Judged scores on identical conditions vary by several points run-to-run. Report bands (min–max over N ≥ 3), not points. One clean run after a fix is a good sign, not proof — our own worst regression appeared in run 2 of 2 "identical" runs.
A behavior that passes in one run and fails in the next is more dangerous than one that fails consistently — the stable fail gets fixed, the flip gets shipped. When comparing runs, track per-axis FLIPS separately from levels. A fix that raises the mean but introduces a flip is not an improvement.
If a system was iterated against a scenario, its score there is a training-set score —
disclose it (we do: tavolo-war-room is ours). The blind scenarios are the test. If you
add scenarios, keep authorship and tuning history in the disclosure field.
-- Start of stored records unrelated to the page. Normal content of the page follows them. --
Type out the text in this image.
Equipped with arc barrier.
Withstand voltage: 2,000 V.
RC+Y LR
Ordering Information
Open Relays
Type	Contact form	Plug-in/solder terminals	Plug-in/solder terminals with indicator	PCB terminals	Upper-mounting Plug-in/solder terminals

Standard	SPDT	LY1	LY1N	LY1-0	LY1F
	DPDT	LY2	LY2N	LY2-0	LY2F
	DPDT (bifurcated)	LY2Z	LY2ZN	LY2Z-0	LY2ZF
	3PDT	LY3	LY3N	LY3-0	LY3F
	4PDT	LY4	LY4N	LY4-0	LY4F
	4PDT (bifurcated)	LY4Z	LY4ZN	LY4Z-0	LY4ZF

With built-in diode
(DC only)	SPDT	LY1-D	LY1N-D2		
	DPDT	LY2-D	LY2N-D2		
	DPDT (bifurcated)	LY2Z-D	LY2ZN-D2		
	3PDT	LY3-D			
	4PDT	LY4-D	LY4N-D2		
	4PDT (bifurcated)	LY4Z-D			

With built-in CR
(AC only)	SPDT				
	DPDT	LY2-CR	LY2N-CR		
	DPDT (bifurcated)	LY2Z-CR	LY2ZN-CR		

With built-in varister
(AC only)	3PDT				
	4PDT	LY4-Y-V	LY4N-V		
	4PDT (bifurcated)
An LLM judge favors its own family's style. Name the judge; where a scored system and the judge share a family, treat the anchor as a ceiling reference, not a contestant. The deterministic rows (needle counts, exact figures, catch/no-catch) survive judge bias; lean on them.
Report cost per run alongside the score. "Within a point of the frontier" means something different at 1/4 the cost. Meter from your own system, don't estimate.
Fresh session per run. State whether long-term memory / retrieval was on. A mid-session restart or re-entry event changes the recall path entirely (we lost 23 points to one, once) — if it happens, it's a different run; label it.